En France, la plupart des professionnels sont assujettis à la TVA (Taxe sur la Valeur Ajoutée). Cet impôt indirect s’ajoute au prix du produit, ou dans le cadre de la transaction immobilière, aux honoraires du mandataire indépendant. Il a alors l’obligation de la facturer sur ses prestations de service. Dans les faits, de nombreux mandataires indépendants, exerçant sous le statut d’auto-entrepreneur ne sont pas concernés. Leurs revenus ne dépassant pas le seuil prévu par la loi, ils n’ont pas à collecter la TVA. Pourtant, au printemps 2025, une réforme a remis en question cette exonération. Qu’en est-il actuellement ? Que prévoit cette nouvelle mesure ? Dans quelle mesure la TVA impacte-t-elle la comptabilité d’un mandataire ?
La TVA, une hausse de 20 % des prestations de service
Les professionnels de l’immobilier, agents, négociateurs ou mandataires, facturent des prestations de service à leurs clients. Le taux de TVA associé à ce type d’activité est de 20 %.

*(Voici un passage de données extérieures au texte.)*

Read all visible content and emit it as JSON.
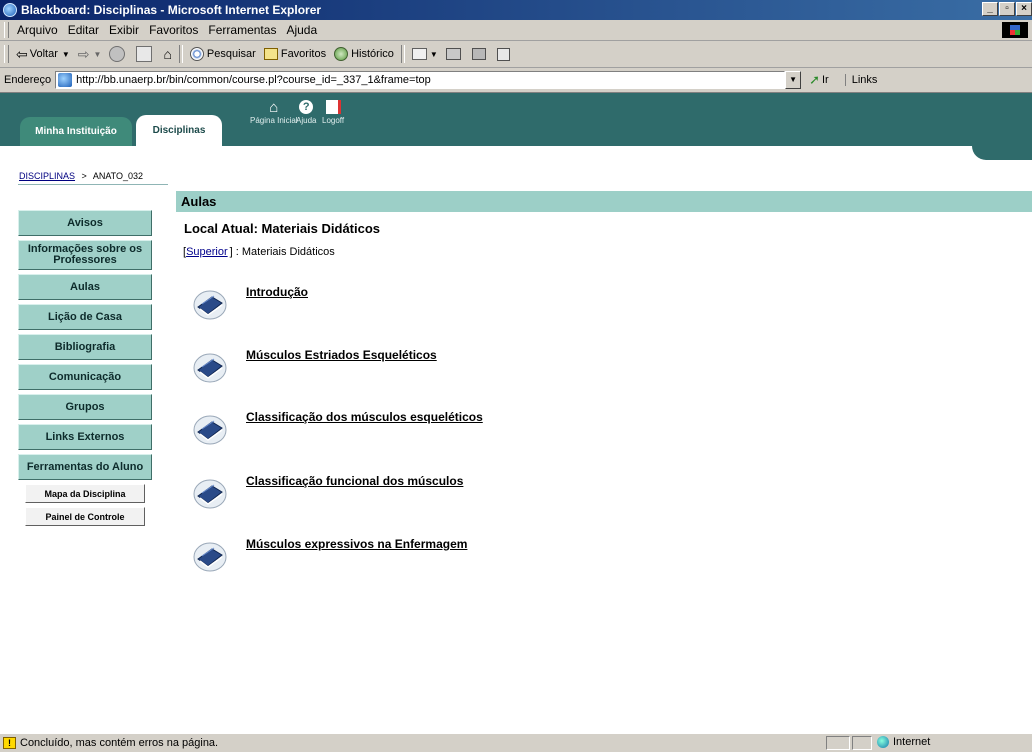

Seul le régime de l’auto entreprise peut leur permettre d’échapper temporairement à cette taxe. Sous le seuil de chiffre d’affaires de 37 500 euros, les travailleurs indépendants facturent leurs honoraires hors taxe. Au-delà, ils deviennent automatiquement assujettis à la TVA. Leurs tarifs augmentent de 20 %, ils collectent cet impôt puis le reversent à l’État.

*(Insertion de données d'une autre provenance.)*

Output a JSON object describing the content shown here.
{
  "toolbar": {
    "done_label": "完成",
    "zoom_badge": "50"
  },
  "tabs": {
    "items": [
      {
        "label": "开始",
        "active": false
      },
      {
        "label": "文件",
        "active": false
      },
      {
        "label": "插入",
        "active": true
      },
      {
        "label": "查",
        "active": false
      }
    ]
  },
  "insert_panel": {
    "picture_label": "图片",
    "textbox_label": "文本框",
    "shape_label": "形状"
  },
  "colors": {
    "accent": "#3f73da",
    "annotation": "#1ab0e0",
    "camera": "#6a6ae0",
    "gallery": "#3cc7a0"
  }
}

L’impact de la TVA sur l’activité du mandataire immobilier
Lorsque le chiffre d’affaires du mandataire dépasse les 37 500 euros en auto-entreprise, ou dès le début de son activité sous un autre régime, ce professionnel est concerné par la TVA. Il a plusieurs obligations :
- Toutes ses factures doivent indiquer ses honoraires hors taxe comme le montant de la TVA.
- Il doit déclarer le montant de la TVA collectée tous les mois ou tous les trimestres (selon la fréquence choisie) sur son espace fiscal professionnel.
- Il lui faut ensuite verser cette somme à l’État.
En contrepartie, il lui est possible de déduire une partie de la TVA qu’il paie sur certains achats : frais de déplacements, matériel informatique, etc.
Une nouvelle réglementation sur la TVA des auto entrepreneurs ?
En 2025, le gouvernement a envisagé de réformer le statut de la microentreprise. Considérée comme déloyale dans certains secteurs, cette forme juridique prévoit actuellement une collecte de la TVA à partir d’un seuil de chiffre d’affaires fixé à 37 500 euros pour les prestations de service et 85 000 pour les activités commerciales.
Avec ce nouveau texte, la réforme envisage plusieurs changements :
- Un abaissement du seuil d’exonération à 25 000 euros de chiffre d’affaires annuel. En-dessous de cette somme, le professionnel n’est pas concerné par la TVA.
- Le texte prévoit un seuil majoré à 27 500 euros. Si le chiffre d’affaires reste compris entre 25 000 et 27 500 euros, le mandataire indépendant est assujetti à la TVA dès l’année suivante (à partir du premier janvier).
- Au-delà de 27 500 euros, la TVA s’applique immédiatement, sur toutes les factures (y compris sur celle qui fait passer ce seuil).
Très décrié, ce texte est suspendu jusqu’en 2026. Il est reporté au prochain projet de loi de finances de 2026.
Quel impact pour un mandataire immobilier ?
De nombreux auto-entrepreneurs pourraient être directement et négativement impactés par cette nouvelle réglementation. La hausse de TVA s’appliquant sur leur facture les rendrait moins compétitifs.
Les mandataires indépendants affiliés à un réseau, eux, sont moins impactés. Ils ne facturent pas directement leurs clients. Le réseau s’en charge pour eux et applique déjà la TVA. Les changements à venir seraient plutôt d’ordre administratif :
- Au-delà de 25 000 euros de chiffre d’affaires, les factures faites au réseau doivent inclure les 20 % de TVA. Cette hausse de la facturation s’adresse au réseau et non aux clients et n’impacte pas la compétitivité.
- Le mandataire a l’obligation d’obtenir un numéro de TVA auprès de l’administration fiscale.
- Il doit déclarer périodiquement le montant de la TVA collectée puis la reverser.
- Il lui faut parfois investir dans un logiciel de comptabilité avancé ou faire appel à un expert-comptable.